The UC Berkeley Institute of Governmental Studies poll found that 90 percent of Democrats, 82 percent of those with no party preference and 73 percent of Republicans supported the effort to increase immunization rates at schools and day care facilities by allowing the California Department of Public Health to review and possibly reject a doctor’s determination that a child should skip all or some of their vaccinations. The poll also found that the highest levels of opposition were among voters earning between $20,000 and $100,000 per year, although that still amounted to fewer than two in 10 voters saying they disagreed with the law. Among voters with a college or postgraduate degree, 89 percent supported the law.

The legislation was signed by Gov. Gavin Newsom on Sept. 9 and will take effect on Jan. 1, 2020. The law will allow the state some oversight of medical exemptions written after Jan. 1, 2020, for students attending public and private schools and day care centers. Medical exemptions written before Jan. 1, 2020, will not come under state review, but new medical exemptions will be required when a child enters kindergarten, seventh grade or changes schools.

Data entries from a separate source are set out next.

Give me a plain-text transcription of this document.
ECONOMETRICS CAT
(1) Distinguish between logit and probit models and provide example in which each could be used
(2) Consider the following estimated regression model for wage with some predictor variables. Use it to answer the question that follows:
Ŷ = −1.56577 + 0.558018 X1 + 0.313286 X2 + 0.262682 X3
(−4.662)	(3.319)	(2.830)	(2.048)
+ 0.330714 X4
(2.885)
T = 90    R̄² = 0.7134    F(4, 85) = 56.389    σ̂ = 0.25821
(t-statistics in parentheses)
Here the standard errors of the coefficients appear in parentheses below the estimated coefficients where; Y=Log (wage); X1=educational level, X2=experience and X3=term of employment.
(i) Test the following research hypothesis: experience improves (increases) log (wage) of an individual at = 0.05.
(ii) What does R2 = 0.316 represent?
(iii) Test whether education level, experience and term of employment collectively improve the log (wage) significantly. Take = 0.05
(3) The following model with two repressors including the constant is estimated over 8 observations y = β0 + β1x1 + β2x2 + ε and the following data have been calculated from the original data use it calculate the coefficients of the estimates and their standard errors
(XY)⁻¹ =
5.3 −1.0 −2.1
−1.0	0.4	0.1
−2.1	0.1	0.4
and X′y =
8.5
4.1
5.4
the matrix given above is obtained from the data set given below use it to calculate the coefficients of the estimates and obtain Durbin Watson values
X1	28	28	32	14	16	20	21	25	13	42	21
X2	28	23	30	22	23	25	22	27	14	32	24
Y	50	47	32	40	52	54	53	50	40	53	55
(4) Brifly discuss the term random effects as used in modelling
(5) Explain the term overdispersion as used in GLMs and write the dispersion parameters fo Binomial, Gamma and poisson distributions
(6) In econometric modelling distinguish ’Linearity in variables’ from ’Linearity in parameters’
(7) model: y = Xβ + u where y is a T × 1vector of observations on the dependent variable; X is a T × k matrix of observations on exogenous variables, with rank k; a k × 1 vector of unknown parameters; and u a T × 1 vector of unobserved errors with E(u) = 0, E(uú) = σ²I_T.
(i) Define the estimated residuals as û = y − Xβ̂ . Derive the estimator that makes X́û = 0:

The law will require a clinically trained physician, surgeon or registered nurse from the state Department of Public Health to annually review immunization reports from schools and institutions to identifythose with an overall immunization rate of less than 95 percent; doctors who submitted five or more medical exemption forms in a calendar year; and schools and institutions that do not report immunization rates to the department. The law also authorizes the medical exemptions determined by that staff member to be inappropriate or otherwise invalid to be reviewed by the State Public Health Officer or a physician and surgeon designated by the State Public Health Officer, and revoked by the State Public Health Officer or physician and surgeon designee, under prescribed circumstances.

Pan thanked the Governor in a statement released by his office after the signing of the bill, stating, “I thank the Governor for standing with science, and once again making California a leader in safeguarding children and communities from diseases that threaten our public health.”